Неудобная женщина - Никишева Ксения В. 2 стр.


Мелоди было четыре, когда я впервые взяла ее с собой на аукцион. Макс поехал с нами. Мы гуляли по залам, где висели картины. Мелоди смотрела во все глаза и не могла усидеть на месте. Ее заворожила серия картин под названием «Фантазия». Это был причудливый мир парящих лиц, зрячих деревьев, кораблей с крыльями бабочек вместо парусов. Сплошные диковинки, все шиворот-навыворот. Мелоди они забавляли.

Макс посадил ее себе на плечи. Они составляли единое целое, там, где кончался один, начиналась другая. Гармония их отношений в ее физическом проявлении казалась мне столь же волшебно-прекрасной, как эти картины.

Но теперь я зарабатываю на жизнь, преподавая французский. Язык, которому меня научила мать.

Ее звали Мартина. Она была парижанкой до мозга костей: элегантная, утонченная, с острым умом. Она восхищалась родным языком, и у нее был очаровательный выговор. Французский язык лился из ее уст словно музыка – каждое слово было в нем звучной и чистой нотой.

Я помню, как сидела у нее на коленях и с восторгом слушала, как она повторяет числа, дни недели, времена года.

Они звучали песней в моих ушах.

По вечерам, укладывая меня спать, она говорила: À demain. Je t’aime très fort. Bonne nuit[3].

Эти простые фразы убаюкивали, точно колыбельная.

Она умерла, когда мне было семь. Отец нашел другую, а мне в наследство достался язык, который она научила меня любить, язык, где каждое слово напоминало о ней.

Многие мои ученики думают, что французский – это сказочный язык, который станет их проводником в другую, прекрасную жизнь. Они мечтают переехать в Париж – город света, город любви. В мечтах они наслаждаются вином в бистро. Рассуждают об искусстве. Находят вечную любовь, которая не знает разочарований.

Будь все так просто, весь мир жил бы в Париже.
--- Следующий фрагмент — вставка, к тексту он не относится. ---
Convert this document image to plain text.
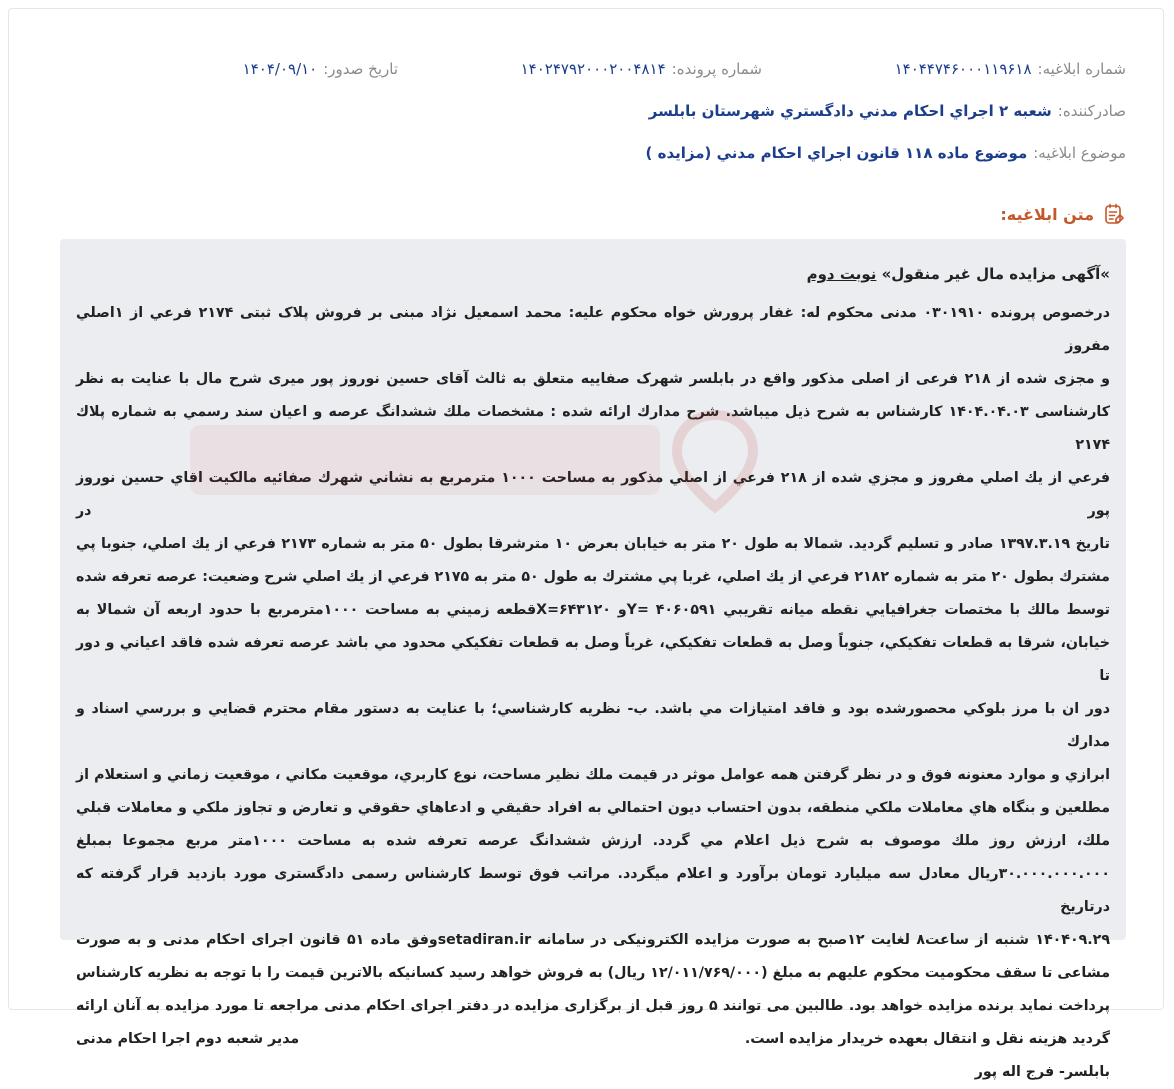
شماره ابلاغیه:
۱۴۰۴۴۷۴۶۰۰۰۱۱۹۶۱۸
شماره پرونده:
۱۴۰۲۴۷۹۲۰۰۰۲۰۰۴۸۱۴
تاریخ صدور:
۱۴۰۴/۰۹/۱۰
صادرکننده:
شعبه ۲ اجراي احكام مدني دادگستري شهرستان بابلسر
موضوع ابلاغیه:
موضوع ماده ۱۱۸ قانون اجراي احكام مدني (مزايده )
متن ابلاغیه:
»آگهی مزایده مال غیر منقول» نوبت دوم
درخصوص پرونده ۰۳۰۱۹۱۰ مدنی محکوم له: غفار پرورش خواه محکوم علیه: محمد اسمعیل نژاد مبنی بر فروش پلاک ثبتی ۲۱۷۴ فرعي از ۱اصلي مفروز
و مجزی شده از ۲۱۸ فرعی از اصلی مذکور واقع در بابلسر شهرک صفاییه متعلق به ثالث آقای حسین نوروز پور میری شرح مال با عنایت به نظر
کارشناسی ۱۴۰۴.۰۴.۰۳ کارشناس به شرح ذیل میباشد. شرح مدارك ارائه شده : مشخصات ملك ششدانگ عرصه و اعيان سند رسمي به شماره پلاك ۲۱۷۴
فرعي از يك اصلي مفروز و مجزي شده از ۲۱۸ فرعي از اصلي مذكور به مساحت ۱۰۰۰ مترمربع به نشاني شهرك صفائيه مالكيت اقاي حسين نوروز پور در
تاريخ ۱۳۹۷.۳.۱۹ صادر و تسليم گرديد. شمالا به طول ۲۰ متر به خيابان بعرض ۱۰ مترشرقا بطول ۵۰ متر به شماره ۲۱۷۳ فرعي از يك اصلي، جنوبا پي
مشترك بطول ۲۰ متر به شماره ۲۱۸۲ فرعي از يك اصلي، غربا پي مشترك به طول ۵۰ متر به ۲۱۷۵ فرعي از يك اصلي شرح وضعيت: عرصه تعرفه شده
توسط مالك با مختصات جغرافيايي نقطه ميانه تقريبي ۴۰۶۰۵۹۱ =Yو ۶۴۳۱۲۰=Xقطعه زميني به مساحت ۱۰۰۰مترمربع با حدود اربعه آن شمالا به
خيابان، شرقا به قطعات تفكيكي، جنوباً وصل به قطعات تفكيكي، غرباً وصل به قطعات تفكيكي محدود مي باشد عرصه تعرفه شده فاقد اعياني و دور تا
دور ان با مرز بلوكي محصورشده بود و فاقد امتيازات مي باشد. ب- نظريه كارشناسي؛ با عنايت به دستور مقام محترم قضايي و بررسي اسناد و مدارك
ابرازي و موارد معنونه فوق و در نظر گرفتن همه عوامل موثر در قيمت ملك نظير مساحت، نوع كاربري، موقعيت مكاني ، موقعيت زماني و استعلام از
مطلعين و بنگاه هاي معاملات ملكي منطقه، بدون احتساب ديون احتمالي به افراد حقيقي و ادعاهاي حقوقي و تعارض و تجاوز ملكي و معاملات قبلي
ملك، ارزش روز ملك موصوف به شرح ذيل اعلام مي گردد. ارزش ششدانگ عرصه تعرفه شده به مساحت ۱۰۰۰متر مربع مجموعا بمبلغ
۳۰.۰۰۰.۰۰۰.۰۰۰ريال معادل سه ميليارد تومان برآورد و اعلام ميگردد. مراتب فوق توسط کارشناس رسمی دادگستری مورد بازدید قرار گرفته که درتاریخ
۱۴۰۴۰۹.۲۹ شنبه از ساعت۸ لغایت ۱۲صبح به صورت مزایده الکترونیکی در سامانه setadiran.irوفق ماده ۵۱ قانون اجرای احکام مدنی و به صورت
مشاعی تا سقف محکومیت محکوم علیهم به مبلغ (۱۲/۰۱۱/۷۶۹/۰۰۰ ریال) به فروش خواهد رسید کسانیکه بالاترین قیمت را با توجه به نظریه کارشناس
پرداخت نماید برنده مزایده خواهد بود. طالبین می توانند ۵ روز قبل از برگزاری مزایده در دفتر اجرای احکام مدنی مراجعه تا مورد مزایده به آنان ارائه
گردید هزینه نقل و انتقال بعهده خریدار مزایده است.
مدیر شعبه دوم اجرا احکام مدنی
بابلسر- فرج اله پور
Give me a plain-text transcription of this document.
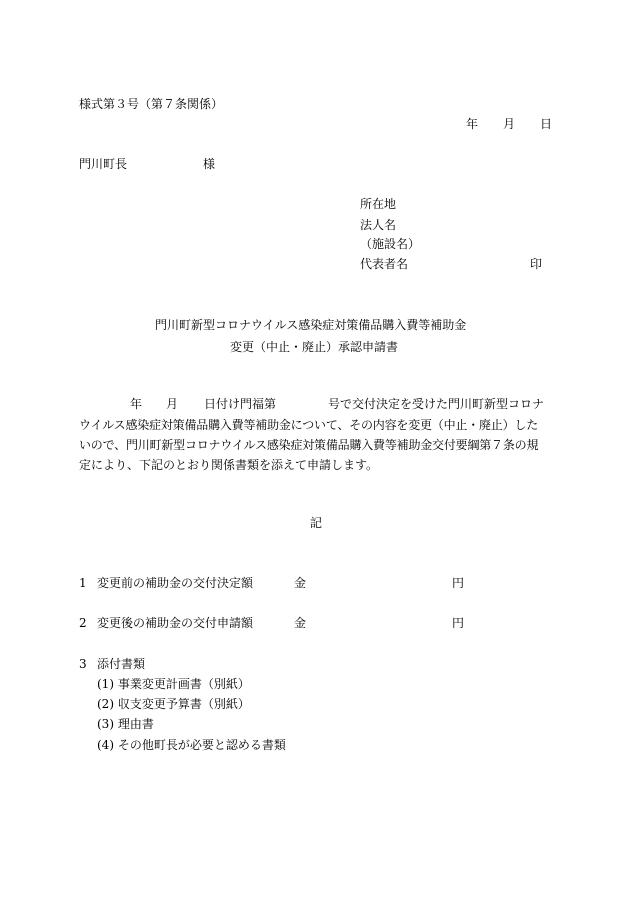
様式第３号（第７条関係）
年 月 日
門川町長	様
所在地
法人名
（施設名）
代表者名	印
門川町新型コロナウイルス感染症対策備品購入費等補助金
変更（中止・廃止）承認申請書
年 月 日付け門福第	号で交付決定を受けた門川町新型コロナ
ウイルス感染症対策備品購入費等補助金について、その内容を変更（中止・廃止）した
いので、門川町新型コロナウイルス感染症対策備品購入費等補助金交付要綱第７条の規
定により、下記のとおり関係書類を添えて申請します。
記
1 変更前の補助金の交付決定額	金	円
2 変更後の補助金の交付申請額	金	円
3 添付書類
(1) 事業変更計画書（別紙）
(2) 収支変更予算書（別紙）
(3) 理由書
(4) その他町長が必要と認める書類
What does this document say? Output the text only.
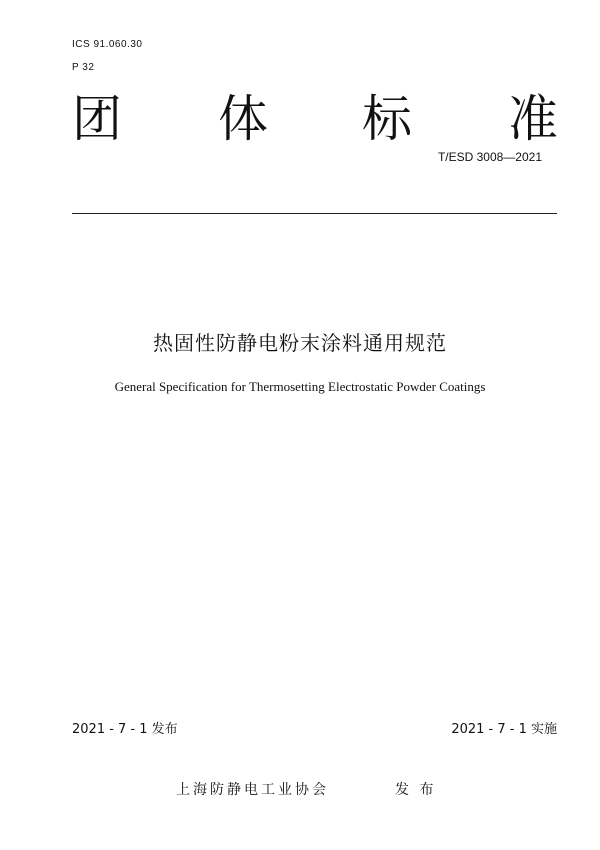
ICS 91.060.30
P 32
团 体 标 准
T/ESD 3008—2021
热固性防静电粉末涂料通用规范
General Specification for Thermosetting Electrostatic Powder Coatings
2021 - 7 - 1 发布	2021 - 7 - 1 实施
上海防静电工业协会	发 布
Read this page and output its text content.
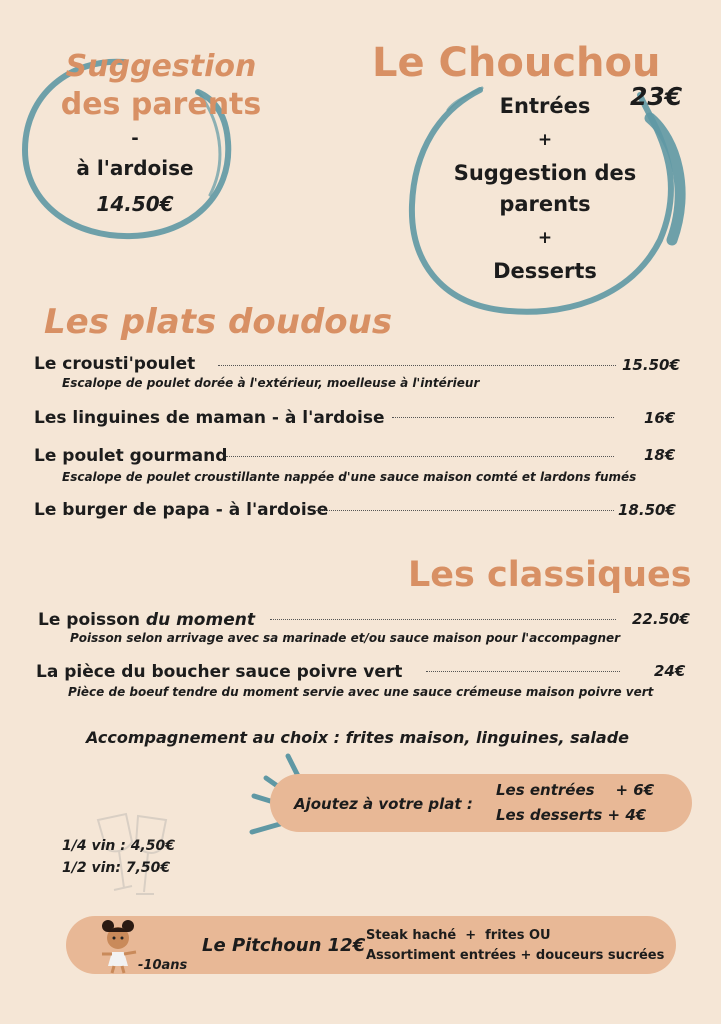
Suggestion
des parents
-
à l'ardoise
14.50€
Le Chouchou
23€
Entrées
+
Suggestion des
parents
+
Desserts
Les plats doudous
Le crousti'poulet	15.50€
Escalope de poulet dorée à l'extérieur, moelleuse à l'intérieur
Les linguines de maman - à l'ardoise	16€
Le poulet gourmand	18€
Escalope de poulet croustillante nappée d'une sauce maison comté et lardons fumés
Le burger de papa - à l'ardoise	18.50€
Les classiques
Le poisson du moment	22.50€
Poisson selon arrivage avec sa marinade et/ou sauce maison pour l'accompagner
La pièce du boucher sauce poivre vert	24€
Pièce de boeuf tendre du moment servie avec une sauce crémeuse maison poivre vert
Accompagnement au choix : frites maison, linguines, salade
Ajoutez à votre plat :
Les entrées    + 6€
Les desserts + 4€
1/4 vin : 4,50€
1/2 vin: 7,50€
-10ans
Le Pitchoun 12€ Steak haché  +  frites OU
Assortiment entrées + douceurs sucrées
Язык обозначает, кто ты и что ты чувствуешь. Иногда я говорила Максу: Je t’aime. И пускай он не знал французский, смысл моих слов был для него ясен – «я люблю тебя».

Когда-то, в первые годы совместной жизни, пока Мелоди еще не выросла, я говорила эти же слова Саймону.

С тех пор все изменилось.

И Саймону я хочу сказать только одно: Je vais me battre.

Это вызов, ведь он хочет, чтобы я отступила перед его могуществом, его угрозами.

Он хочет, чтобы я так или иначе исчезла. Никому нельзя вставать между ним и его желаниями.

Je vais me battre.

Я буду сражаться.

* * *

Моя новая жизнь в качестве учительницы французского началась с листовок. Сначала я собиралась убедить потенциальных учеников, что смогу подстроить занятия под их нужды, создам расслабленную атмосферу и проявлю гибкость в том, что касается времени и места.

Ава, моя подруга, предупредила, что мужчины неправильно поймут «гибкость» – как и «расслабленную атмосферу».

– Им только повод дай, – добавила она.

Я восприняла ее предостережение всерьез, поэтому флаер гласит: Клэр Фонтен, учительница французского – и ни слова о гибкости и расслабленности.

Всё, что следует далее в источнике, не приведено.